Issue (i): Whether the exemption notifications for goods containing not less than 25% by weight of fly ash could be denied by excluding the fly ash already contained in the inputs used in manufacture of the final product.
Analysis: The notification language required that the goods manufactured should contain not less than 25% by weight of fly ash, but did not expressly state whether fly ash embedded in purchased inputs could be counted. Two interpretations were possible. The precedents relied on by the appellant were distinguished in the light of the later constitutional bench ruling on exemption notifications, which held that exemption provisions must be strictly construed and any ambiguity must be resolved against the assessee. Applying that rule, the broader construction urged by the appellant was rejected.
Conclusion: The exemption was held not to be available on merits and this issue was decided against the assessee.
Issue (ii): Whether the extended period of limitation and penalty under Section 11AC were sustainable.

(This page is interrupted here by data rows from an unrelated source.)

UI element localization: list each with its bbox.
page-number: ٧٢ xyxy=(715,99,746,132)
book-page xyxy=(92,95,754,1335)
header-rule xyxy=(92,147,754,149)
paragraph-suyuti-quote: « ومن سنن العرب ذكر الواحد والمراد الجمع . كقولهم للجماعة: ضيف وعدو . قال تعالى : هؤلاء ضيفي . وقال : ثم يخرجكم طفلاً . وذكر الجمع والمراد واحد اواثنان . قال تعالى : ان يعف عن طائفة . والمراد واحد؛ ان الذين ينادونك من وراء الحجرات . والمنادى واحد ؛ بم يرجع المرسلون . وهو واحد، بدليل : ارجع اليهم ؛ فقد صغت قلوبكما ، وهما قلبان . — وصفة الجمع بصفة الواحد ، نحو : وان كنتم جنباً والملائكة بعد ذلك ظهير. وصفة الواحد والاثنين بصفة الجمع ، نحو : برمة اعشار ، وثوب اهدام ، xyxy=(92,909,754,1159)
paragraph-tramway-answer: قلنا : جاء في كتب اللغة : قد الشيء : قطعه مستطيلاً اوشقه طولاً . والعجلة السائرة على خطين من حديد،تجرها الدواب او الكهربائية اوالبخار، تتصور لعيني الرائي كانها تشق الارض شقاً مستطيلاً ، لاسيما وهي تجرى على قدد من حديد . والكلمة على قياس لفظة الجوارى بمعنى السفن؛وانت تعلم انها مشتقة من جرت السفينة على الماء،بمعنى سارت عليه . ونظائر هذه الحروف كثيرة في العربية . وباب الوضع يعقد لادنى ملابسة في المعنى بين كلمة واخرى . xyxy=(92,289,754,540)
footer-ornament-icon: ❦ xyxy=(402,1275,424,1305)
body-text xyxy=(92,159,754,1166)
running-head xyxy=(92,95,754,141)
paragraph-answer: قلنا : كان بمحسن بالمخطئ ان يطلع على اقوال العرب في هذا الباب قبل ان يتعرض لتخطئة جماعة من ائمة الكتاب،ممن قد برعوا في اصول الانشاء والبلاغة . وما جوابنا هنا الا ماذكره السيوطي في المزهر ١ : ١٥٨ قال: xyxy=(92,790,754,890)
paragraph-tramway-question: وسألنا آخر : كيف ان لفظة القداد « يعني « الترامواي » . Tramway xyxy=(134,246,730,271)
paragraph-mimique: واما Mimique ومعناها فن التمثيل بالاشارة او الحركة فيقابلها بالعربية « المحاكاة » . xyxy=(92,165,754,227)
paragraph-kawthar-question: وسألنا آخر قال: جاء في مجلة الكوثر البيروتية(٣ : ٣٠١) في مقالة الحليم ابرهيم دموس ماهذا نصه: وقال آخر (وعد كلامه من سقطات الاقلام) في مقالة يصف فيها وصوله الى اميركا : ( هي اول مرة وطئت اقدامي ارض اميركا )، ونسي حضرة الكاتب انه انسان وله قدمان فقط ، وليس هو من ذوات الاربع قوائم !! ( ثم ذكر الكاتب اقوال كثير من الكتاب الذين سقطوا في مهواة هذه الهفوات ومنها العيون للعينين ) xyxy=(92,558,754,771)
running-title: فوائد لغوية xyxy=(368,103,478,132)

Analysis: The records showed that the assessee had maintained the relevant returns and disclosed the fly ash content of the inputs received from its parent unit. No material established fraud, collusion, wilful misstatement, suppression of facts, or intent to evade duty. In the absence of those ingredients, the extended period could not be invoked. Since the preconditions for penalty were also absent, the penalty could not survive.
Conclusion: The extended period was held to be unavailable, and the penalty was set aside, in favour of the assessee.
Final Conclusion: The demand was sustained only for the normal period, while the extended-period demand and the penalty were set aside, resulting in a partial relief to the assessee.
Ratio Decidendi: An exemption notification must be strictly construed, and where its language is reasonably susceptible to more than one view, the benefit of doubt goes to the Revenue; however, extended limitation and penalty require proof of the statutory ingredients of suppression or intent to evade duty.